Computing the next SemVer for dlang packages with dsemver
Sönke Ludwig
sludwig at outerproduct.org
Thu Oct 22 15:50:45 UTC 2020
Am 22.10.2020 um 10:59 schrieb Robert burner Schadek:
> On Wednesday, 21 October 2020 at 17:55:00 UTC, Sönke Ludwig wrote:
>
>> 0.x.y vs. 1+.x.y is about the development process/state. Quite often a
>> design is not yet fully fleshed out in the beginning and there are
>> many incremental changes to the API. If 0.x.y didn't exist, that would
>> simply mean that either the project gets more or less stuck with the
>> initial (bad) design, or that it quickly increments major versions,
>> effectively providing no more stability as in the 0.x.y case.
>
> I think that is the one mistake SemVer does. 0.x.y is just one big
> loophole.
> After the 1.x.y release an breaking api change requires a major version
> increment.
> The way it should be. Stability or unstable is only mentioned in the 0.x.y
> definitions.
>
> You are not stuck on a bad design, break the api, improve the api,
> increment the major version number.
> If you break the api in an 0.x.y version the hard part does not change.

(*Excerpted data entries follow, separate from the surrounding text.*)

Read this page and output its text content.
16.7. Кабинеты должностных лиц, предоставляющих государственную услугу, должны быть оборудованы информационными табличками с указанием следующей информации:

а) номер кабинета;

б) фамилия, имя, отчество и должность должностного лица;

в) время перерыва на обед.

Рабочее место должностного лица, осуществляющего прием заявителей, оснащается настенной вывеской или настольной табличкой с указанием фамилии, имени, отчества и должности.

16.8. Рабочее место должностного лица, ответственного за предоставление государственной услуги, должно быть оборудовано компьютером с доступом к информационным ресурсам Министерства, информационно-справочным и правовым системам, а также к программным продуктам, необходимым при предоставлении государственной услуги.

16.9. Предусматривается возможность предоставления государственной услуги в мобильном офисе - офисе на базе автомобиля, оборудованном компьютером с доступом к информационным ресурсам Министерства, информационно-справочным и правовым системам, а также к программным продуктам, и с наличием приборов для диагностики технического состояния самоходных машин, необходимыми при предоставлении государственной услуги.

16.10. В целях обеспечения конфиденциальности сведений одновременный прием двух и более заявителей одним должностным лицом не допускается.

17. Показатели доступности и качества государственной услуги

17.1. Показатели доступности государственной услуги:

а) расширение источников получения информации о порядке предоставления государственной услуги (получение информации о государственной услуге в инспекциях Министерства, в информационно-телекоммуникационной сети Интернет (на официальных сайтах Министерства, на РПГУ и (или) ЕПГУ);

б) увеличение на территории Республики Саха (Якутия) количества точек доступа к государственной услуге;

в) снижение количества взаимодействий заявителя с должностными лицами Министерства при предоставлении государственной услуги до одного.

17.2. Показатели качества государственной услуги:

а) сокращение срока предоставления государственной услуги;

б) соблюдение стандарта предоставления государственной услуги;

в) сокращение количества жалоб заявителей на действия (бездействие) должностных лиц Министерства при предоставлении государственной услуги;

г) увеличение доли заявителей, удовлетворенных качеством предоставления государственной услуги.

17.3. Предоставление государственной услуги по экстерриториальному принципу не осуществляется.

> In both instances the users have to update their usage.
>
> In know in theory 0.x.y should be considered unstable. But by amount of
> 0.x.y we have you pretty much can't get anything done in D if you only
> use stable packages.
> The loophole has become the normal case.
>
> So what can we do, I see two major options:
> 1. we can live on the edge and use unstable packages and have no meaning
> in the
> SemVer number
> 2. we can acknowledge that most of them are stable, put a 1. in front
> and ignore
> the 0.x.y part of the SemVer definition and have the SemVer mean
> something
>
> dsemver does 2.
>
> And true there might be cases where dsemver does not increment the
> number correctly, but you can always increment by hand.
>
> Also if your api is not stable after your 1.x.y release and you break
> everything in 2.x.y, so what. Your users are also annoyed when you break
> your api from 0.1.x to 0.1.1. Only difference is they could have seen in
> coming by looking at the SemVer.
>
> I should stop ranting now.
>
The real alternative to 0.x.y is 1.0.0-alpha.1+, though, with the
drawback that there is no supported means to still provide something
like a distinction between breaking (x) and non-breaking (y) changes.
There is also value in having some kind of indicator that the code has
reached a certain level of maturity (1.0.0).